Had the serpent given full disclosure, I’m quite certain Adam and Eve would’ve made a different choice.  But that’s not his way.  No, our enemy reveals only what we’d perceive as benefit to entice us.  The rest of the dark horror that follows he keeps hidden, relishing the moment we will discover it for ourselves. 

Imagine his glee as he led Adam and Eve to experience a rush of emotions they had never known before. Shame. Fear. Guilt. Isolation. Blame. 

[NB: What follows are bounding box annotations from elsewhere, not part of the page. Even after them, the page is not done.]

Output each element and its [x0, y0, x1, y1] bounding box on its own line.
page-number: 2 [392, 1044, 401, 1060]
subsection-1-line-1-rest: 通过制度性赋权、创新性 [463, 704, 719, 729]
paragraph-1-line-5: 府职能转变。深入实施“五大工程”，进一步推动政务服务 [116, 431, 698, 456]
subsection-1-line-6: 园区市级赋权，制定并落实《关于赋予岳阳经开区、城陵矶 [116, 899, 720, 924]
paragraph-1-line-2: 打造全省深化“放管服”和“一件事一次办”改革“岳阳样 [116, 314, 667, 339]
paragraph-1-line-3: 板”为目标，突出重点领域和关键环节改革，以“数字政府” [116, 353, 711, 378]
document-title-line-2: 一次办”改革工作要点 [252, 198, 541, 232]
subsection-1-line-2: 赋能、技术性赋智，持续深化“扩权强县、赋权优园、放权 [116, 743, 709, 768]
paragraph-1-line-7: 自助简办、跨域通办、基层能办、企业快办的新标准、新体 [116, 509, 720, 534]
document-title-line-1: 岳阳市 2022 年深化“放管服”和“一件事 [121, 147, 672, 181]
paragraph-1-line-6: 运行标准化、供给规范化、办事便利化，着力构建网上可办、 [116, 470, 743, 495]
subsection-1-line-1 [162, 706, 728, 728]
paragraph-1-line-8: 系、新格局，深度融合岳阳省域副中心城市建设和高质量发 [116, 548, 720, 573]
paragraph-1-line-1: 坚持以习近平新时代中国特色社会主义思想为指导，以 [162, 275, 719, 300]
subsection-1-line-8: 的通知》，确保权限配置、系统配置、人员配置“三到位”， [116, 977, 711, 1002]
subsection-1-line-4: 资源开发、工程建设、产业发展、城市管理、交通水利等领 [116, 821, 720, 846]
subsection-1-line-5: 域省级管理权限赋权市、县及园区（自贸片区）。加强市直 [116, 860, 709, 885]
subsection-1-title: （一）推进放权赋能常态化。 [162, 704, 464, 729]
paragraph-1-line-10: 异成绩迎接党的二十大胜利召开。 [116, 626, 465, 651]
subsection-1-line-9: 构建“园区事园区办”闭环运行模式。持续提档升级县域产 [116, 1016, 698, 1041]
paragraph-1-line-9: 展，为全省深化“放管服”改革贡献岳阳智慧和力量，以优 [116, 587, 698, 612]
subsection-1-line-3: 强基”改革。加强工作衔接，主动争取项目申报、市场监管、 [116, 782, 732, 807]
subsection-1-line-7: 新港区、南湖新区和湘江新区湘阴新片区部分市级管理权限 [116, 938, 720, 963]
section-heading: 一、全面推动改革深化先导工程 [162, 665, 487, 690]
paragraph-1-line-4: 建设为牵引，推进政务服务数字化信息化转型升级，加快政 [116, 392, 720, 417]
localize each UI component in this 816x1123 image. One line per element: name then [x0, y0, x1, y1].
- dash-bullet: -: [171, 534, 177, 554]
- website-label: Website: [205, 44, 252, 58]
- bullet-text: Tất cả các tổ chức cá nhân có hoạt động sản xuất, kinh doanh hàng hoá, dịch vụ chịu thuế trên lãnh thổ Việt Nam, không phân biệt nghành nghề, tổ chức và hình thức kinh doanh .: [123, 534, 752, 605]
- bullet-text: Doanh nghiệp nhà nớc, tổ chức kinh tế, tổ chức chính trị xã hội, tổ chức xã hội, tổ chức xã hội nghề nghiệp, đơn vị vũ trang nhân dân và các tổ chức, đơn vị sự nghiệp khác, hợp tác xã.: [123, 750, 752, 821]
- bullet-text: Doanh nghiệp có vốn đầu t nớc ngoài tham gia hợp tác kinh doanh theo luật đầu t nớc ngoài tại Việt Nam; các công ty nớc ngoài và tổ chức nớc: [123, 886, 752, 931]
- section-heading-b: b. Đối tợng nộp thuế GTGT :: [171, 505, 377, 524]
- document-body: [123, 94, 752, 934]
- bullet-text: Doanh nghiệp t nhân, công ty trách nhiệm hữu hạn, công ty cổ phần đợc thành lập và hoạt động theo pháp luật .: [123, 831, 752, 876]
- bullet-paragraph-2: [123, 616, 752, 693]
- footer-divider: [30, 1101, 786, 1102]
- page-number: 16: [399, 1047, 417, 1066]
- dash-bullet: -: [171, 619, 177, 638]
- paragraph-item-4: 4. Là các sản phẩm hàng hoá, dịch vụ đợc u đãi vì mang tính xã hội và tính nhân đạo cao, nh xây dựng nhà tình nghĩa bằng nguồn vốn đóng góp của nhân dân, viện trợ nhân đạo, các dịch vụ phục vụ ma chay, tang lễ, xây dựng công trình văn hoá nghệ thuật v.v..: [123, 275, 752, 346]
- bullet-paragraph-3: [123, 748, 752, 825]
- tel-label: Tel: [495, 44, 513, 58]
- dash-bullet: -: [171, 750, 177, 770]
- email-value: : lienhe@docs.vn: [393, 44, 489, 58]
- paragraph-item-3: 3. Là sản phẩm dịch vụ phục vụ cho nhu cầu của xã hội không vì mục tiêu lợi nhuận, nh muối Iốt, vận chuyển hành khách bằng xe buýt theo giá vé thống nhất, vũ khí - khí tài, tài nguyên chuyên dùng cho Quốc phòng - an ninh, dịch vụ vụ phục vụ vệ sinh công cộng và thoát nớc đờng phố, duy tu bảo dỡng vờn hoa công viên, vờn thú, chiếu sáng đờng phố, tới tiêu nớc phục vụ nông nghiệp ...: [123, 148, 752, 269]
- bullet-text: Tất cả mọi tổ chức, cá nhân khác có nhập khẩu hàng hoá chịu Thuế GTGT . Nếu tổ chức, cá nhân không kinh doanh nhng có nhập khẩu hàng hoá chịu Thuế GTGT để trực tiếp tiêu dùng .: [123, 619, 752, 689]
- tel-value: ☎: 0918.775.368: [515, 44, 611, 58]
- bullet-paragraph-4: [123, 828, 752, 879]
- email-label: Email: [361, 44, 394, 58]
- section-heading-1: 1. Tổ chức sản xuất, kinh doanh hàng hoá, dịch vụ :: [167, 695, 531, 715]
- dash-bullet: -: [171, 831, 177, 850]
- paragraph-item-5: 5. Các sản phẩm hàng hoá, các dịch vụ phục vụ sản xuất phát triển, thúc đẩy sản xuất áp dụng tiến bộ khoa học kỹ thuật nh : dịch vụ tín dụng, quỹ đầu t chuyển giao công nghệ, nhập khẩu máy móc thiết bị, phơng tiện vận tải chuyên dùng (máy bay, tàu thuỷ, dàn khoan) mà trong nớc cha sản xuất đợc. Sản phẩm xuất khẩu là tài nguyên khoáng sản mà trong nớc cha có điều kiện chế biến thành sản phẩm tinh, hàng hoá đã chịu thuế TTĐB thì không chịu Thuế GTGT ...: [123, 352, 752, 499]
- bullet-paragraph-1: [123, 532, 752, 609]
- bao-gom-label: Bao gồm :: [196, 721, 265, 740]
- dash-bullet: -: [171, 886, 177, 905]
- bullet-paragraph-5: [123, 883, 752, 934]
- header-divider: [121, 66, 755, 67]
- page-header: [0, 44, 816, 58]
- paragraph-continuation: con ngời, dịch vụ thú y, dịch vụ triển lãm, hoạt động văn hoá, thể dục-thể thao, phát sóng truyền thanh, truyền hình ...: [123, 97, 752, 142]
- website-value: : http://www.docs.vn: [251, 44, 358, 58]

Imagine their terror as each chilling feeling gripped them and they began to face the reality of what they’d done.  Feel the awareness creeping over them that the relationship they’d known with their Creator was lost.  Sadly, that wasn’t the end of their pain.

Seeds of sin that we allow the enemy to cultivate in us don’t just sprout immediate fruit. 

They continue to birth consequences long after they’ve been sown, even transcending generations. 

As a mother of two boys, I’m especially stricken by the unimaginable grief that must have consumed Adam and Eve as they suffered the loss of a beloved son.  I wonder if they held his lifeless body in their arms, staring in disbelief into the vacant face of the first dead man, their precious Abel.   Far worse must have been the knowledge that he was taken from them at the hand of their firstborn.  In one terrible moment, jealousy and rage—two devastating results of their choice—stole their two oldest boys from them forever. 

Beloved, when you disregard God’s instruction, you may experience a momentary thrill. But what follows will devastate you and those you hold most dear.  The consequences are not always immediate, but they will always come. 

This is precisely why salvation comes through faith, dear one. We must decide whose voice we will trust to guide our steps. Will we follow the voice of Truth who always gives us full disclosure? Or will we follow the world’s prince and allow him to deceive us into death?

I don’t know about you, dear one, but I choose Jesus.